Eni is leveraging existing infrastructure to scale up large-scale carbon transport and storage
April 11, 2022

Challenge
As part of its net zero strategy, announced in early 2021, Eni intends to use carbon capture, utilization and storage (CCUS) to store up to 10 Mt CO2 per year by 2030, ramping this up significantly to 50 Mt CO2/y by 2050. Expansion at this scale requires participation in CCUS hubs, which can provide collective transport and storage infrastructure and cost-effective carbon management services for hard-to-abate sectors like refineries, steel, cement and fertilizer. The technology to store carbon dioxide exists – the challenge is creating a viable business model.
Solution
A lynchpin of Eni’s decarbonization strategy is HyNet North West low carbon energy project, including CCUS infrastructure, in the Liverpool Bay area of the UK. The region has three significant advantages for CCUS. First, HyNet will store CO2 in a depleted undersea gas field owned by Eni, who will transport the CO2 via pipelines that already connect the field to facilities on shore. Little new infrastructure is needed except for a pipeline from a nearby industry. These conditions make HyNet and Liverpool Bay an ideal candidate for CCUS, compared with other sites that have to construct extensive infrastructure from scratch.
Second, the region plays host to several large players in sectors that are particularly hard to decarbonize – making CCUS and low carbon hydrogen vital to their successful clean energy transition. These include manufacturers of cement, fertilizer and other essential industrial goods. The proximity of the emitters to this large storage site – as well as their willingness to participate – is key to the project’s overall viability.
Finally, the UK government, a frontrunner in CCUS policy, recognizes HyNet’s potential and, in 2021, placed it on a fast-track for incentives and regulatory approval. HyNet is aiming to become the UK’s first CCUS site, with a final investment decision expected in 2023 and operations slated to begin in 2025.
Result
HyNet will initially store 4.5 Mt CO2/y, ramping up to 10 Mt after 2030. This would represent a significant leap in worldwide CCUS capacity, which for all plants in operation today adds up to 36.6 Mt CO2/y.
CCUS will also enable the production of low-carbon hydrogen at HyNet. Hydrogen has the potential to provide low carbon energy to multiple industrial users across a variety of sectors if the CO2 released during its production can be sequestered. HyNet will convert natural gas into hydrogen using a technology that, if forecast carbon prices are factored in, could ultimately become cheaper than using natural gas directly. It would generate an estimated 200 kg/day of hydrogen and capture 97% of the CO2 emitted. This compares to 120 Mt of hydrogen produced annually – only 1% of which employs CCUS.

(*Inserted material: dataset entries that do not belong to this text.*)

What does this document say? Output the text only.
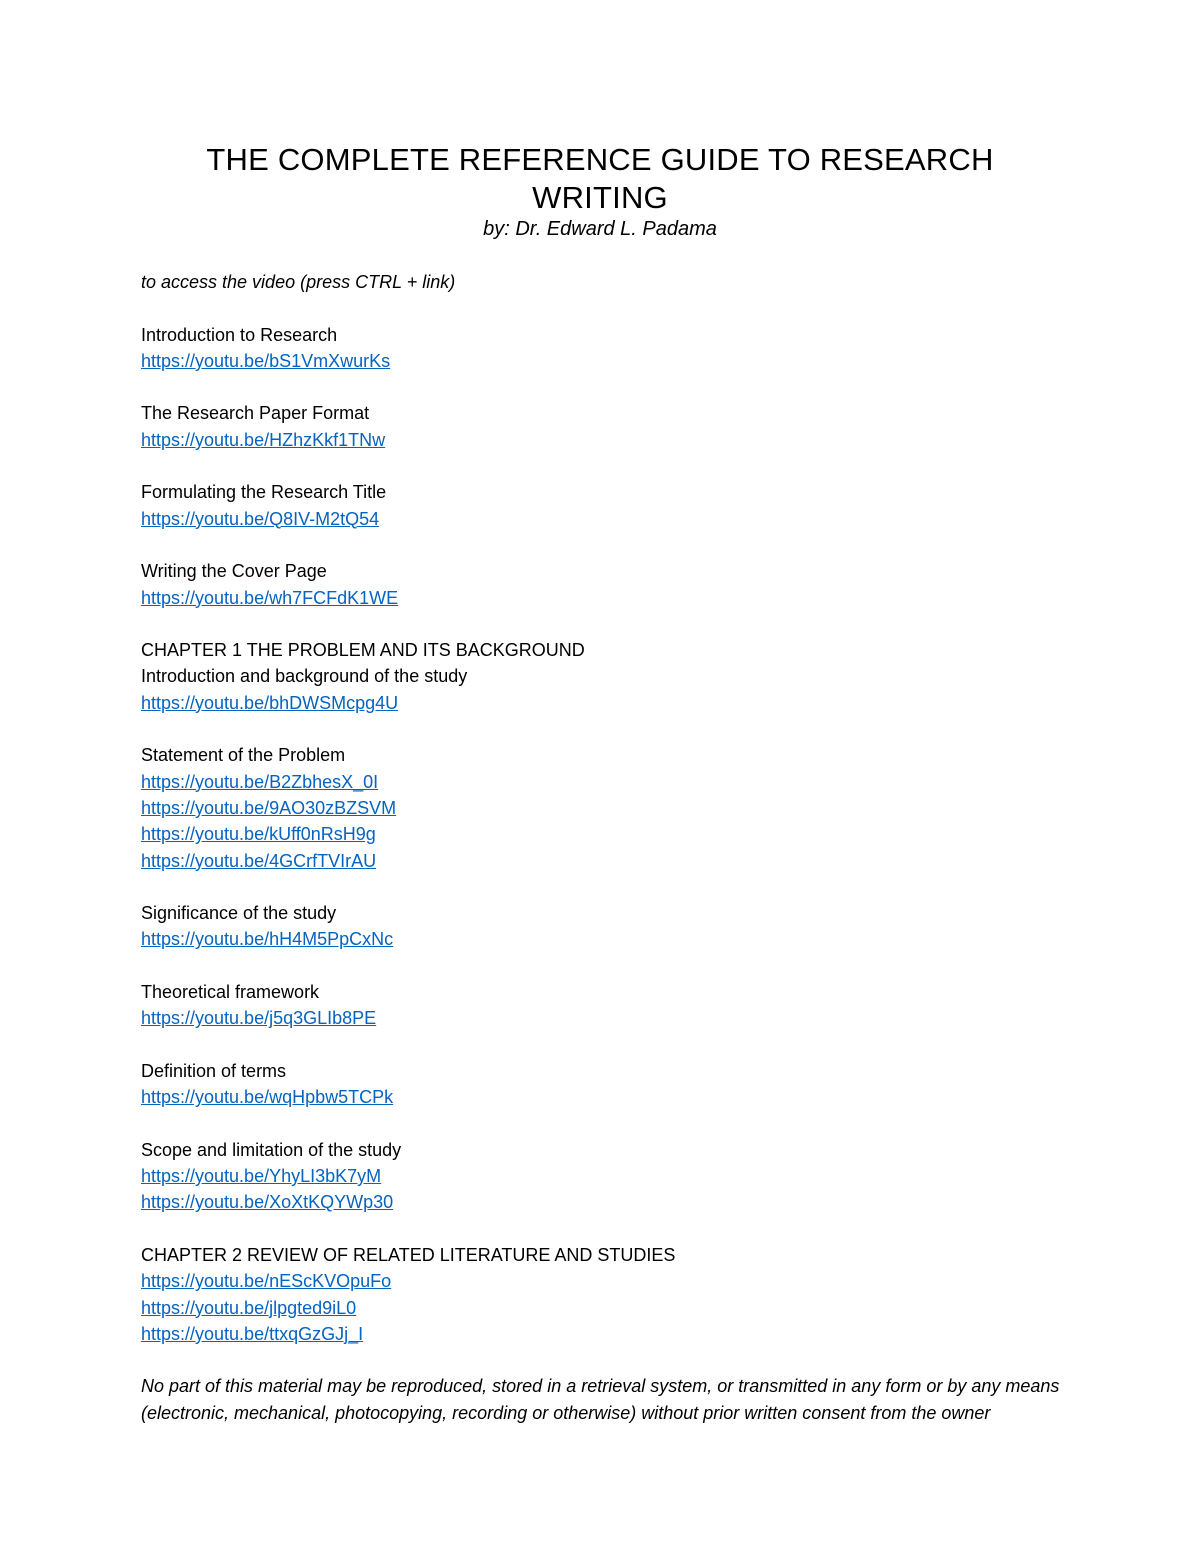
THE COMPLETE REFERENCE GUIDE TO RESEARCH
WRITING
by: Dr. Edward L. Padama
to access the video (press CTRL + link)
Introduction to Research
https://youtu.be/bS1VmXwurKs
The Research Paper Format
https://youtu.be/HZhzKkf1TNw
Formulating the Research Title
https://youtu.be/Q8IV-M2tQ54
Writing the Cover Page
https://youtu.be/wh7FCFdK1WE
CHAPTER 1 THE PROBLEM AND ITS BACKGROUND
Introduction and background of the study
https://youtu.be/bhDWSMcpg4U
Statement of the Problem
https://youtu.be/B2ZbhesX_0I
https://youtu.be/9AO30zBZSVM
https://youtu.be/kUff0nRsH9g
https://youtu.be/4GCrfTVIrAU
Significance of the study
https://youtu.be/hH4M5PpCxNc
Theoretical framework
https://youtu.be/j5q3GLIb8PE
Definition of terms
https://youtu.be/wqHpbw5TCPk
Scope and limitation of the study
https://youtu.be/YhyLI3bK7yM
https://youtu.be/XoXtKQYWp30
CHAPTER 2 REVIEW OF RELATED LITERATURE AND STUDIES
https://youtu.be/nEScKVOpuFo
https://youtu.be/jlpgted9iL0
https://youtu.be/ttxqGzGJj_I
No part of this material may be reproduced, stored in a retrieval system, or transmitted in any form or by any means (electronic, mechanical, photocopying, recording or otherwise) without prior written consent from the owner
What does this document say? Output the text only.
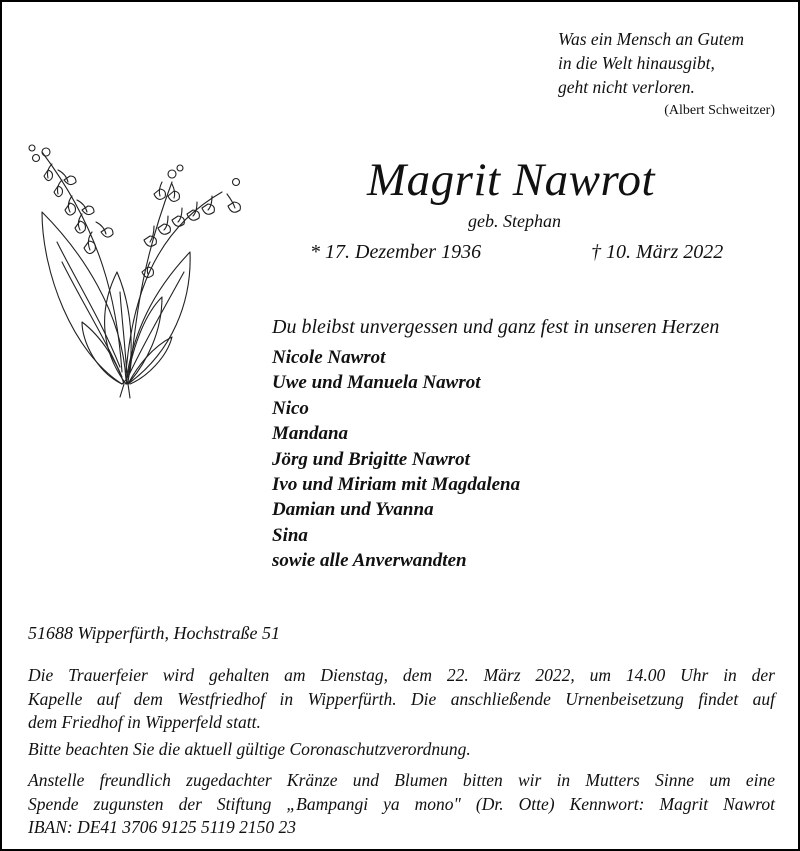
Was ein Mensch an Gutem
in die Welt hinausgibt,
geht nicht verloren.
(Albert Schweitzer)
Magrit Nawrot
geb. Stephan
* 17. Dezember 1936	† 10. März 2022
Du bleibst unvergessen und ganz fest in unseren Herzen
Nicole Nawrot
Uwe und Manuela Nawrot
Nico
Mandana
Jörg und Brigitte Nawrot
Ivo und Miriam mit Magdalena
Damian und Yvanna
Sina
sowie alle Anverwandten
51688 Wipperfürth, Hochstraße 51
Die Trauerfeier wird gehalten am Dienstag, dem 22. März 2022, um 14.00 Uhr in der
Kapelle auf dem Westfriedhof in Wipperfürth. Die anschließende Urnenbeisetzung findet auf
dem Friedhof in Wipperfeld statt.
Bitte beachten Sie die aktuell gültige Coronaschutzverordnung.
Anstelle freundlich zugedachter Kränze und Blumen bitten wir in Mutters Sinne um eine
Spende zugunsten der Stiftung „Bampangi ya mono" (Dr. Otte) Kennwort: Magrit Nawrot
IBAN: DE41 3706 9125 5119 2150 23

As a significant component of the UK’s net zero strategy, HyNet could deliver up to 50% of the country’s target for low-carbon hydrogen by 2030 and 50% of the country’s target for CCUS. It is also projected to generate up to £17 billion in economic growth for the region by 2050 and create 6,000 jobs annually.
Expanding impact
Eni has been working on numerous ways to repurpose oil and gas infrastructure to scale up CCUS. In addition to HyNet, the company is working to convert depleted gas fields off the Italian coast into another major storage site. The oil and gas community is keen to apply the lessons learned to better understand the potential for this approach to scale up CCUS in a cost-effective way. In order to maximize cost-effectiveness, projects like this must look for efficiencies – like repurposing infrastructure – and economies of scale, like building clusters alongside polluting industries.